The ultimate spiritual challenge is to see the trace of G!d in the face of a stranger. Zechariah, in the vision we traditionally read as the haftarah on the first day of Sukkot, puts this precisely. Zechariah asserts that in the End of Days, “A-d-nai shall reign over all the earth; on that day A-d-nai shall be One and G!d’s name One.”[2] Zechariah thus suggests that all nations will recognise the sovereignty of a single transcendent G!d. This passage from Zechariah is recited daily in the Aleinu prayer.
Yet at the same time, Zechariah envisages the nations participating only in Sukkot, the most universal of the festivals, and the one in which they have the greatest interest since everyone needs rain. He does not envisage them becoming Jews, accepting the mitzvot, the 613 commandments. He does not speak of their conversion. The practical outcome of this dual theology, the universality of G!d and the particularity of Torah, is that we are commanded to be true to our faith, and a blessing to others, regardless of their faith. That is the Jewish way.
Sh’mini Atzeret reminds us of the intimacy Jews have always felt in the presence of G!d.
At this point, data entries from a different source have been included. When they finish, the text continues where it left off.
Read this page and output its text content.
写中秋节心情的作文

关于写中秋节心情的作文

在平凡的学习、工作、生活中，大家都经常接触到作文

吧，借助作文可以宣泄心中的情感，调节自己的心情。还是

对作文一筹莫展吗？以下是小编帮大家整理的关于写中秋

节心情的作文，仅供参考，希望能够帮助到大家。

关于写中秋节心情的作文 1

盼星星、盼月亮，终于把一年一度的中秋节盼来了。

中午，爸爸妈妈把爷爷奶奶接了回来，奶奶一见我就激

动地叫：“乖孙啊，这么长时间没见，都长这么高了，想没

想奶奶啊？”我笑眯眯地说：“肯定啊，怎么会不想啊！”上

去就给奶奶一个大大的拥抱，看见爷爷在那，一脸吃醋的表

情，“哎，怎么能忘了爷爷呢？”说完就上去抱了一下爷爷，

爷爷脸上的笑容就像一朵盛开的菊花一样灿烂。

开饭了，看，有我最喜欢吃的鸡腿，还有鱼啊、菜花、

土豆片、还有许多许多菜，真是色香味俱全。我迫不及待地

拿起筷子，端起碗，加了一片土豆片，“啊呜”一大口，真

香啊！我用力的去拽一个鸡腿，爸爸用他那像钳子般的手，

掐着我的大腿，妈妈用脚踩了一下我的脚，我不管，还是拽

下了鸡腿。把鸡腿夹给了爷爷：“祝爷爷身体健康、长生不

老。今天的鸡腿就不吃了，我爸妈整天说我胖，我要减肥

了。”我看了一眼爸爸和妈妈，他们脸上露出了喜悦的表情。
The cathedrals of Europe convey a sense of the vastness of G!d and the smallness of humankind. The small shuls of Tz’fat, where great mystic figures of Judaism prayed,[3] convey a sense of the closeness of G!d and the greatness of humankind. Jews, except when they sought to imitate other nations, did not build cathedrals. Even the Jerusalem Temple reached its greatest architectural grandeur under King Herod, a man better known for his political ruthlessness than his spiritual sensibilities.[4]
So, when all the universality of Judaism has been expressed throughout the seven days of Sukkot, there remains something that cannot be universalized: that sense of intimacy with, and closeness to, G!d that we searched for throughout the High Holy Days. So one day remains for us to sense G!d, to feel G!d, to commune with G!d. This is Sh’mini Atzeret.
Sh’mini Atzeret is chamber music, not a symphony. It is quiet time with G!d. We are reluctant to leave, and we dare to think that G!d is reluctant to see us go.
Justice is universal, love is particular. Some things we share with all people everywhere, because we are human. But other things are constitutive of our identity. They are uniquely ours. Most importantly, we think of our relationships with those who form our family.
On Sukkot we are among strangers and friends.
On Shemini Atzeret we are with family.
Chag samei-ach and Shabbat shalom.
CONSIDER:
- If the national mission of the Jewish people is to model the universal values of the Torah, are we doing a good job?
- What makes all of humanity the same? What makes Jews different?
- What themes of Sukkot are universal and relevant to all of humanity?
- Does Sh’mini Atzeret mean that G!d loves the Jewish people more than other peoples?
- How do you balance the need to be a part of and care for all humankind while yet anchoring and living out your Judaism/Jewishness?
[1] BT Sanhedrin 105a.
[2] Zechariah 14:9.
[3] These included Rabbi Isaac Luria and Rabbi Joseph Caro. For more on the mysticism in Tz’fat, see here.